New York, United States7 November 2020 - 11 December 2020
Aisha Tandiwe Bell: Akin. Alike. In Reference To. Of The Same Family.

Aisha Tandiwe Bell: Akin. Alike. In Reference To. Of The Same Family.

12 November 2020

Closes: 11 December 2020

Welancora Gallery announces AKIN, a new body of work by Aisha Tandiwe Bell on view from November 7-December 11, 2020.

AKIN is Bell’s second solo exhibition at Welancora. This iteration includes a new series of mixed media paintings on wood, large and small scale sculpture and a wooden trap, which expands upon her Scars, Bars, Stripes and Camouflage series presented at the gallery in 2017.

Bell utilizes composites of her mental archive of gazes and gestures to create realistic portraits and personifications in the form of ceramic heads, while the bodies are trapped or painted on wood panels. Many of the heads are adorned with vertical strips of paint reminiscent of African scarification, masks, and face painting. In keeping with Bell’s interest in ideas centered-around identity, this work acts as camouflage contemplating the possibility of blending in and disappearing, simultaneously. Symbolically the work also references prison bars and the stripes of the American flag.
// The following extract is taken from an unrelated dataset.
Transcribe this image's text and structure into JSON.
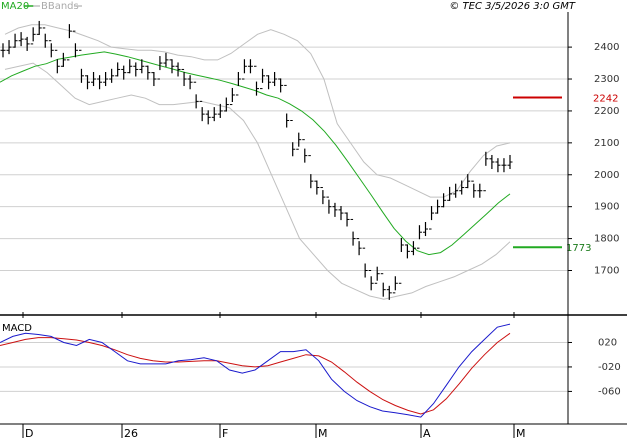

Metallic, copper, silver and gold leaf, are incorporated in the work to illustrate Bell’s interest in value and the desire to consume that which is deemed valuable. Bell’s wooden traps are depicted as comfortable spaces to inhabit, yet they simultaneously serve to illustrate the lure of escapism in all of its forms including consumerism and the comfort found in the unchanged and unchallenged. In drawing upon our shared and intersecting histories, Bell weaves together a coherent picture of the conflicted realities that shape who we are and who we can be.

Bell theorizes that these works are of the same family. They share the same intentions. They define themselves through sound, space and time. They slip through clear definitions and assumptions. They are layered in shifting multiple fragmented identities. They are washed in metaphor, simile, and duality. Their faces are masks, they masquerade an extension of their spirit. They are both old and new. They are Kin.

Aisha Tandiwe Bell received a B.F.A in Painting and Arts Education and a M.S. in Art and Design Education from Pratt. In 2005 she received a NYFA fellowship in Performance Art/Multidisciplinary Work and was a 2006 Skowhegan Fellow. In 2008 she received a M.F.A in Ceramics from Hunter College. Bell’s work has been included in exhibitions at The Harvey Gantt Center in Charlotte, NC, The National Museum of Catholic Art, The Rosa Parks Museum, Edna Manely College in Kingston, Jamaica and the Museum of Contemporary African Diasporan Arts. In 2018 Bell was among 14 artists commissioned to create permanent works of art for Adjaye Associates’ new electrical switching station in Newark, New Jersey. In 2020, Bell was an artist in residence at Wassaic Project in Wassaic New York. Bell lives and works in New York City.